Identifying and Letting Go of Unsafe People
Most of us have unsafe people in our life until we build the habit of letting go of unsafe people as soon as their behavior reveals them to be unsafe. The beginning of the process of identifying and letting go of unsafe people hurts. Sometimes, we have partnered with someone who is unsafe or allowed them to become our closest friend. Even if this is the case, I promise you that letting them go will improve your life by leaps and bounds and make room for safe people who will uplift and support you. This is because unsafe people chip away at our well-being and hinder our ability to see the good in ourselves.
We need to pay attention to how we feel when we are around people and what our lingering feelings are when we are apart.

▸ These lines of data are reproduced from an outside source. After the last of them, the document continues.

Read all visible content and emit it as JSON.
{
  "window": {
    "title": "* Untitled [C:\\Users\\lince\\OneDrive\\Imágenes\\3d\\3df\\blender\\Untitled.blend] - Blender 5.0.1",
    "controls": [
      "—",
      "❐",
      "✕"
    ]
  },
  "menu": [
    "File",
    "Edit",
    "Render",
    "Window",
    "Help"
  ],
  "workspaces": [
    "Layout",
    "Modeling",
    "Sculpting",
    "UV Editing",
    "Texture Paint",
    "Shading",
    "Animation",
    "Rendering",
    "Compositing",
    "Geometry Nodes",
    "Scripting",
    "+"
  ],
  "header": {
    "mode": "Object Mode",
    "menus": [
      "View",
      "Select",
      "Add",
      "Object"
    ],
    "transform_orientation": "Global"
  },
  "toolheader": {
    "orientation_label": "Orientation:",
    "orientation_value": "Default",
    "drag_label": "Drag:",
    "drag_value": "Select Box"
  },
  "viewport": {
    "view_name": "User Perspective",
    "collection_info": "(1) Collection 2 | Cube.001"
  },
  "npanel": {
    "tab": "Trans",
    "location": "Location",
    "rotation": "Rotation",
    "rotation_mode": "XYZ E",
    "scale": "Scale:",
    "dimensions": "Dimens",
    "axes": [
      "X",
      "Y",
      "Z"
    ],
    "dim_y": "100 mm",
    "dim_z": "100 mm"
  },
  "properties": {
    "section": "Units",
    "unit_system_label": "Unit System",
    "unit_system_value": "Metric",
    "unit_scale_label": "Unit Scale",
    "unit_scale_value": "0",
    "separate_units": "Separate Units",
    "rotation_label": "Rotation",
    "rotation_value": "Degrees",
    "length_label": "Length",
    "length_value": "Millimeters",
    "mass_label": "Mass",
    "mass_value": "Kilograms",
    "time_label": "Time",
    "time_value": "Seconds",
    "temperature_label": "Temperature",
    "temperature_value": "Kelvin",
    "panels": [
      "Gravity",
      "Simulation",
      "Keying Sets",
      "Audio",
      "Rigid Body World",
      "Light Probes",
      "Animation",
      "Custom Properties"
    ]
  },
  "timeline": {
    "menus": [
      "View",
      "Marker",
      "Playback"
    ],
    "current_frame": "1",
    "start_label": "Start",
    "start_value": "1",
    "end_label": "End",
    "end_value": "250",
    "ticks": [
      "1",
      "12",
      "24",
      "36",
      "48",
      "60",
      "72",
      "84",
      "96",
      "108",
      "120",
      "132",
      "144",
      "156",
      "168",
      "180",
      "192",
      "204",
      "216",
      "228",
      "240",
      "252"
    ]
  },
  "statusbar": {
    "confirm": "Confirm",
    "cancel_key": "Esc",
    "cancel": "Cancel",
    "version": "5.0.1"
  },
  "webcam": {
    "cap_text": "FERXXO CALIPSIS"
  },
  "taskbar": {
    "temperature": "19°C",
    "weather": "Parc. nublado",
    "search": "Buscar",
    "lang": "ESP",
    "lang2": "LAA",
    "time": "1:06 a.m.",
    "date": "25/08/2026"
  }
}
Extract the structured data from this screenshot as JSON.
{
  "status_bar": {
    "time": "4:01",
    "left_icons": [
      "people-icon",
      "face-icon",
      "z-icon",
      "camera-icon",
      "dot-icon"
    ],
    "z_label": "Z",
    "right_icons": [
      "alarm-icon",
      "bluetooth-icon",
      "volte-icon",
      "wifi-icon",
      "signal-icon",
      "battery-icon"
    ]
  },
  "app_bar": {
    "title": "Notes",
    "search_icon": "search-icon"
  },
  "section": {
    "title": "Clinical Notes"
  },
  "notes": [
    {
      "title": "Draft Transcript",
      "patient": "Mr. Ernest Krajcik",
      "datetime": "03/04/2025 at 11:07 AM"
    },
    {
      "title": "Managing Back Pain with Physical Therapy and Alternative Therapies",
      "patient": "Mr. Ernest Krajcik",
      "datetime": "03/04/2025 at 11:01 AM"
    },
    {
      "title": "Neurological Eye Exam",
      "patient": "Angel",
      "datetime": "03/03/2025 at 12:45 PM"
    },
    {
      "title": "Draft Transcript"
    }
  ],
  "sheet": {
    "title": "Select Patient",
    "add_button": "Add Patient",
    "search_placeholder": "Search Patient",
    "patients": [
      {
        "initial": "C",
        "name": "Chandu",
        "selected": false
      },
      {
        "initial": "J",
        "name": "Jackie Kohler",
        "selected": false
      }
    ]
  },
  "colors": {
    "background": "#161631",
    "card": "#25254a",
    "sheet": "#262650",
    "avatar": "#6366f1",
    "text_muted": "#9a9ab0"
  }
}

Unsafe people will leave us feeling unsure, unstable, and insecure. This is because unsafe people do not respect our needs. The actions and words of unsafe people rarely align. If you have an unsafe person in your life and try to talk with them about how they make you feel, they generally become defensive or evasive and struggle to take responsibility for the pain they have caused. If your track your emotional experience with the people in your life, patterns will start to emerge. The unsafe people will leave you feeling drained and in a negative place. Realizing that you are not thriving in the relationship dynamic can help you own that you need to get out of the negative dynamic you are in.
How you get out is determined by level of entanglement. If you are married with children, you may want to try couples therapy to heal the relationship before leaving. This can also be true if the unsafe person is your closest friend. I have worked with friends and helped them heal broken dynamics, and sometimes the relationship is beyond repair. If you know the relationship is beyond repair, taking the time to organize your life so that you can handle the upcoming separation can make the dissolution of the relationship a bit easier. If it is a friend or a partner you do not live with, the dissolution of the relationship can begin with spending less time together. If it is a partner you live with, talking with them about your feelings and reflecting on their reactions can help you know if now is the time to leave.